I have the greatest respect and admiration for a musician like Hilde Marie Holsen. This young trumpeter could conceivably have pursued a commercial path, with all the attention and financial rewards such a choice often brings; instead, she's committed herself to a more adventurous soundscaping style that most certainly guarantees a smaller audience, if one no less appreciative of her work. Recorded at Oslo's Galleri RAM on June 6th, 2017, Lazuli, a fine follow-up to her mini-album debut Ask, presents four experimental trumpet-and-electronics settings whose titles—“Orpiment,” “Eskolaite,” “Lapis,” and, of course, “Lazuli”—derive from the chemical minerals used to create pigment in paint.

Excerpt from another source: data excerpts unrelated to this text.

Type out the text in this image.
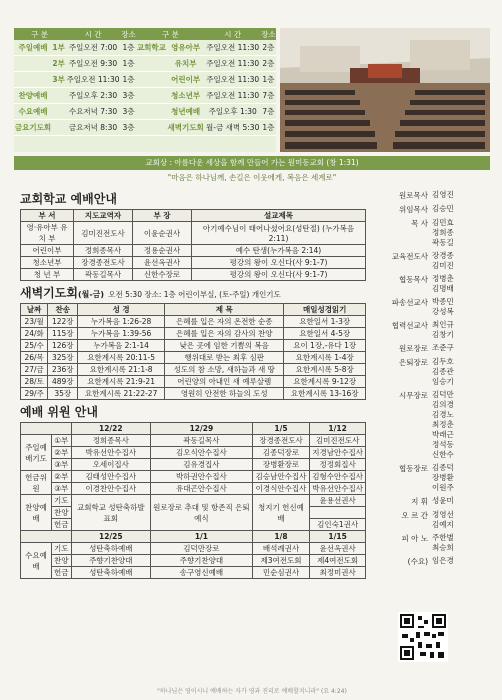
구 분		시 간	장소	구 분		시 간	장소
주일예배	1부	주일오전 7:00	1층	교회학교	영유아부	주일오전 11:30	2층
	2부	주일오전 9:30	1층		유치부	주일오전 11:30	2층
	3부	주일오전 11:30	1층		어린이부	주일오전 11:30	1층
찬양예배		주일오후 2:30	3층		청소년부	주일오전 11:30	7층
수요예배		수요저녁 7:30	3층		청년예배	주일오후 1:30	7층
금요기도회		금요저녁 8:30	3층		새벽기도회	월-금 새벽 5:30	1층
교회상 : 아름다운 세상을 함께 만들어 가는 원미동교회 (창 1:31)
"마음은 하나님께, 손길은 이웃에게, 복음은 세계로"
교회학교 예배안내
부 서	지도교역자	부 장	설교제목
영·유아부 유 치 부	김미진전도사	이윤순권사	아기예수님이 태어나셨어요(성탄절) (누가복음 2:11)
어린이부	정희종목사	정용순권사	예수 탄생(누가복음 2:14)
청소년부	장경종전도사	윤선옥권사	평강의 왕이 오신다(사 9:1-7)
청 년 부	곽동길목사	신한수장로	평강의 왕이 오신다(사 9:1-7)
새벽기도회(월-금) 오전 5:30 장소: 1층 어린이부실, (토-주일) 개인기도
날짜	찬송	성 경	제 목	매일성경읽기
23/월	122장	누가복음 1:26-28	은혜를 입은 자의 온전한 순종	요한일서 1-3장
24/화	115장	누가복음 1:39-56	은혜를 입은 자의 감사의 찬양	요한일서 4-5장
25/수	126장	누가복음 2:1-14	낮은 곳에 임한 기쁨의 복음	요이 1장,-유다 1장
26/목	325장	요한계시록 20:11-5	행위대로 받는 최후 심판	요한계시록 1-4장
27/금	236장	요한계시록 21:1-8	성도의 참 소망, 새하늘과 새 땅	요한계시록 5-8장
28/토	489장	요한계시록 21:9-21	어린양의 아내인 새 예루살렘	요한계시록 9-12장
29/주	35장	요한계시록 21:22-27	영원히 안전한 하늘의 도성	요한계시록 13-16장
예배 위원 안내
		12/22	12/29	1/5	1/12
주일예배기도	①부	정희종목사	곽동길목사	장경종전도사	김미진전도사
	②부	박유선안수집사	김오식안수집사	김종덕장로	지경남안수집사
	③부	오세이집사	김유경집사	장병환장로	정정회집사
헌금위원	②부	김태성안수집사	박하권안수집사	김승남안수집사	김형수안수집사
	③부	이경찬안수집사	유대곤안수집사	이경식안수집사	박유선안수집사
찬양예배	기도	교회학교 성탄축하발표회	원로장로 추대 및 항존직 은퇴예식	청지기 헌신예배	윤용선권사
	찬양				
	헌금				김인숙1권사
		12/25	1/1	1/8	1/15
수요예배	기도	성탄축하예배	김덕만장로	배석례권사	윤선옥권사
	찬양	주향기찬양대	주향기찬양대	제3여전도회	제4여전도회
	헌금	성탄축하예배	송구영신예배	민순심권사	최정미권사
원로목사 김영진
위임목사 김승민
목 사 김민효
정희종
곽동길
교육전도사 장경종
김미진
협동목사 정병춘
김명배
파송선교사 박종민
강성복
협력선교사 최인규
김창기
원로장로 조준구
은퇴장로 김두호
김종관
임승기
시무장로 김덕만
김의경
김경노
최정춘
박래근
정석동
신한수
협동장로 김종덕
장병환
이원주
지 휘 성윤미
오 르 간 정영선
김예지
피 아 노 주한별
최승희
(수요) 임은경
"하나님은 영이시니 예배하는 자가 영과 진리로 예배할지니라" (요 4:24)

Similar to Ask, all electronic sounds on Lazuli are live and processed trumpet, but true to her explorative nature, Holsen's dedicated the time since the debut to different approaches to the acoustic trumpet, trying, in her own words, “to find different timbres that can also give a larger register of processed sound in the electronic soundscape.” The project developed through a collaboration Holsen undertook with painter Tyra Fure Brandsæter, with the two using each other's expressions as inspirations for their respective performances and production. Though the temptation naturally arises to draw parallels between the way a visual artwork is built layer by layer and the painterly way Holsen shapes her elements into a finely textured whole, her pieces ultimately hold up perfectly well without reference to anything outside them.

The settings are industrial-electronic-landscapes through which her horn travels, the warmth of its soft purr offset by the granular noise, whirr, and flutter of the surround. In contrast to the becalmed quietude of the opener “Orpiment,” “Eskolaite” sees woozy trumpet expressions emerging from a thick jungle of scratchy noises and ominous rumblings, the echoplexed result not wholly unlike what one might hear on a typical Jon Hassell recording.

As committed as she is to experimental sound design, Holsen isn't without a lyrical side, too, as evidenced by the gentle trumpet playing with which the sombre dronescape “Lapis” gets underway. The dramatic title track's the album's standout, however, which, at seventeen curdling minutes is precisely what one might expect. A deep plunge into dark ambient territory, it's Holsen at her most uncompromising, an oft-nightmarish, insectoid sound painting that conjures images of destroyed landscapes and smoldering ruins. Effectively timed at thirty-minutes, Lazuli certainly won't have anyone thinking of Chuck Mangione or Herb Alpert, but one images Holsen wouldn't want it any other way.